Interestingly, there was no difference between the group in the PCS (p = 0.615), whereas the MCS improvement was statistically significant in the MG (p < 0.05).

Regarding bowel movements, the trends in the two groups were different (Table 8).

Table 8 Bowel movements in the groups during the three follow-up periods

In fact, apart from T2 (p = 0.055) in the other two follow-up periods, the differences were statistically significant (p < 0.0001).

There were no significant differences between the two groups in the time to surgical wound healing (Table 9; Fig. 5a–c).

Table 9 Wound healing
Fig. 5
figure 5

Wound healing

Discussion

Excisional haemorrhoidectomy, the so-called “Milligan-Morgan technique”, remains the most common procedure for III- and IV-degree HD [22].

Post-operative pain is one of the main topics of discussion that conditions the patient's choice not to undergo surgery. For this reason, in recent years, several techniques based on the principle of dearterialization and mucopexy have been proposed to overcome this problem. However, the recurrence rate continues to be high for these new techniques [2].

This is the second report regarding the role of mesoglycan in the post-operative period of HD. Our results confirm the antithrombotic and consequently pain-relieving action of mesoglycan.

In fact, in our first report, post-operative pain reduction was statistically significant at T2, with the vast majority of patients who had a faster return to work at T4 (93.9%—MG vs 70.5%—CG) [9].

As expected, there were no statistically significant differences in bleeding, as it was not dependent on the action of the mesoglycan, which does not alter the parameters of the coagulation but has only an antifibrinolytic effect [23], as well as on the time to surgical wound healing.

In fact, the main effect of mesoglycan is related to its antithrombotic activities on mucocutaneous bridges with post-operative pain reduction at T2, T3 and T4 and a consequent faster autonomy.

There was no difference in the thrombosis rate at T4 for the natural evolution of the post-operative period.

There was a statistically significant difference between the pre- and post-operative periods in both components of quality of life and in both groups.

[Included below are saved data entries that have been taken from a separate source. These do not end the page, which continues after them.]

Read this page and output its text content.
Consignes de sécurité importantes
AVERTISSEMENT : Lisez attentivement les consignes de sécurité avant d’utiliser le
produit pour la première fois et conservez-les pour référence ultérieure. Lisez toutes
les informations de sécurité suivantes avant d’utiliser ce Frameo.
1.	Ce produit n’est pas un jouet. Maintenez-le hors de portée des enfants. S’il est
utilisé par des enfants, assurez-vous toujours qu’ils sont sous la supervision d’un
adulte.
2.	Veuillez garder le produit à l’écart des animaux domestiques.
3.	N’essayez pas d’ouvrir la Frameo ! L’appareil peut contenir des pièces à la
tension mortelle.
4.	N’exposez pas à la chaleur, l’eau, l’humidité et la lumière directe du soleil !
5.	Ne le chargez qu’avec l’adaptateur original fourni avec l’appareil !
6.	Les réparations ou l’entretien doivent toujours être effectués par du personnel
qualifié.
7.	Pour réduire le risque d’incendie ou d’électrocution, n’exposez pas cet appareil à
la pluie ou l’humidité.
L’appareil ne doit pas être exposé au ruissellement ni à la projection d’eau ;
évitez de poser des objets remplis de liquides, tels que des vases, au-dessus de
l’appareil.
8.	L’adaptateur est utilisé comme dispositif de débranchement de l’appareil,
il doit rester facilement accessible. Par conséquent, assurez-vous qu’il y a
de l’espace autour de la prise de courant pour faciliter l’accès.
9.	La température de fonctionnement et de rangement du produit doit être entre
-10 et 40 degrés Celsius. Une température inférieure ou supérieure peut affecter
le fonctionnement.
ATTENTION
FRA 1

This result is in line with the heavy burden caused on all patients by HD from both a physical and psychological point of view.

The MCS component improved the most in the MG group (p < 0.05). In our opinion, this was probably closely related to the reduction in post-operative pain.

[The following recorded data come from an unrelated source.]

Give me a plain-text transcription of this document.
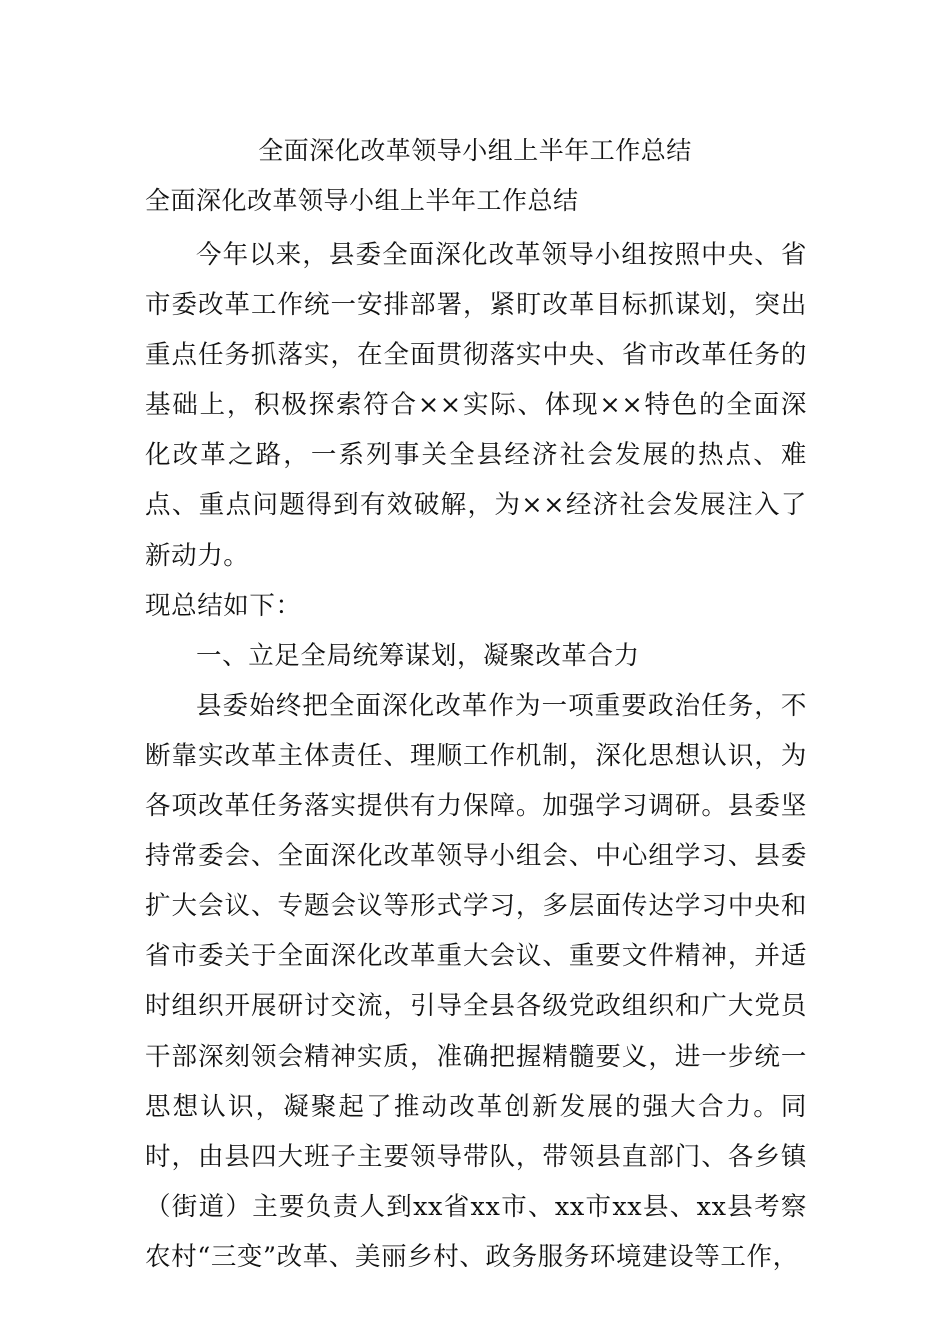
全面深化改革领导小组上半年工作总结
全面深化改革领导小组上半年工作总结

今年以来，县委全面深化改革领导小组按照中央、省市委改革工作统一安排部署，紧盯改革目标抓谋划，突出重点任务抓落实，在全面贯彻落实中央、省市改革任务的基础上，积极探索符合××实际、体现××特色的全面深化改革之路，一系列事关全县经济社会发展的热点、难点、重点问题得到有效破解，为××经济社会发展注入了新动力。

现总结如下：

一、立足全局统筹谋划，凝聚改革合力

县委始终把全面深化改革作为一项重要政治任务，不断靠实改革主体责任、理顺工作机制，深化思想认识，为各项改革任务落实提供有力保障。加强学习调研。县委坚持常委会、全面深化改革领导小组会、中心组学习、县委扩大会议、专题会议等形式学习，多层面传达学习中央和省市委关于全面深化改革重大会议、重要文件精神，并适时组织开展研讨交流，引导全县各级党政组织和广大党员干部深刻领会精神实质，准确把握精髓要义，进一步统一思想认识，凝聚起了推动改革创新发展的强大合力。同时，由县四大班子主要领导带队，带领县直部门、各乡镇（街道）主要负责人到xx省xx市、xx市xx县、xx县考察农村“三变”改革、美丽乡村、政务服务环境建设等工作，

Almost 31%, 22% and 21% of the patients in the CG presented constipation (Table 8). Except at T2, these values were statistically significant (p < 0.001) when compared to MG, probably due to the greater post-operative pain, which constituted a limiting factor during defecation.

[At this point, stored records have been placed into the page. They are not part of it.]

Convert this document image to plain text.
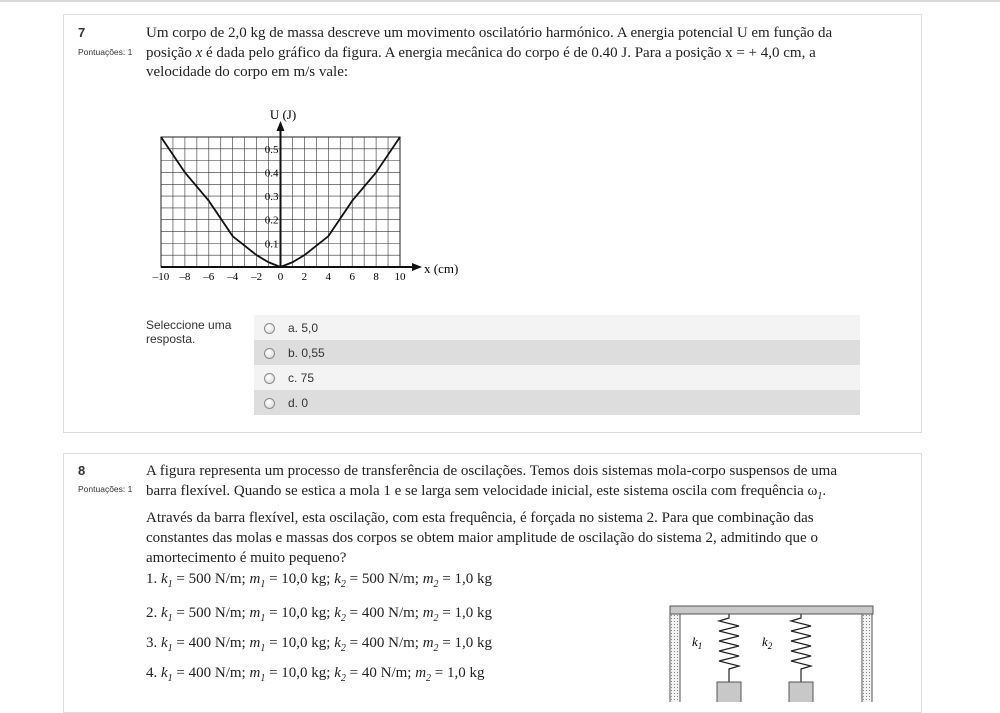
7
Pontuações: 1
Um corpo de 2,0 kg de massa descreve um movimento oscilatório harmónico. A energia potencial U em função da
posição x é dada pelo gráfico da figura. A energia mecânica do corpo é de 0.40 J. Para a posição x = + 4,0 cm, a
velocidade do corpo em m/s vale:
–10 –8 –6 –4 –2 0 2 4 6 8 10
0.1
0.2
0.3
0.4
0.5
U (J)
x (cm)
Seleccione uma resposta.
a. 5,0
b. 0,55
c. 75
d. 0
8
Pontuações: 1
A figura representa um processo de transferência de oscilações. Temos dois sistemas mola-corpo suspensos de uma
barra flexível. Quando se estica a mola 1 e se larga sem velocidade inicial, este sistema oscila com frequência $\omega_1$.
Através da barra flexível, esta oscilação, com esta frequência, é forçada no sistema 2. Para que combinação das
constantes das molas e massas dos corpos se obtem maior amplitude de oscilação do sistema 2, admitindo que o
amortecimento é muito pequeno?
1. $k_1 = 500$ N/m; $m_1 = 10,0$ kg; $k_2 = 500$ N/m; $m_2 = 1,0$ kg
2. $k_1 = 500$ N/m; $m_1 = 10,0$ kg; $k_2 = 400$ N/m; $m_2 = 1,0$ kg
3. $k_1 = 400$ N/m; $m_1 = 10,0$ kg; $k_2 = 400$ N/m; $m_2 = 1,0$ kg
4. $k_1 = 400$ N/m; $m_1 = 10,0$ kg; $k_2 = 40$ N/m; $m_2 = 1,0$ kg
$k_1$	$k_2$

All procedures were performed by experienced colorectal surgeons with a standardised technique. In fact, individual surgeons have been considered independent risk factors for post-operative outcomes [24, 25]. Furthermore, there has been considerable standardisation in the evaluation of parameters in the pre- and post-operative periods. The latter, along with the high number of patients and the multicentric design, are the main strengths of our study.

However, this study has some limitations. The different number of patients between the two groups and the non-randomisation design represent the main weaknesses. Furthermore, some centres participated in the study with a double team due to the greater volume of patients enrolled.

Conclusions

The antithrombotic properties of mesoglycan have led to a reduction in post-operative pain and an early resumption of autonomy, probably due to the reduction in thrombosis of the mucocutaneous bridges. These results have to be confirmed by a future randomised controlled trial.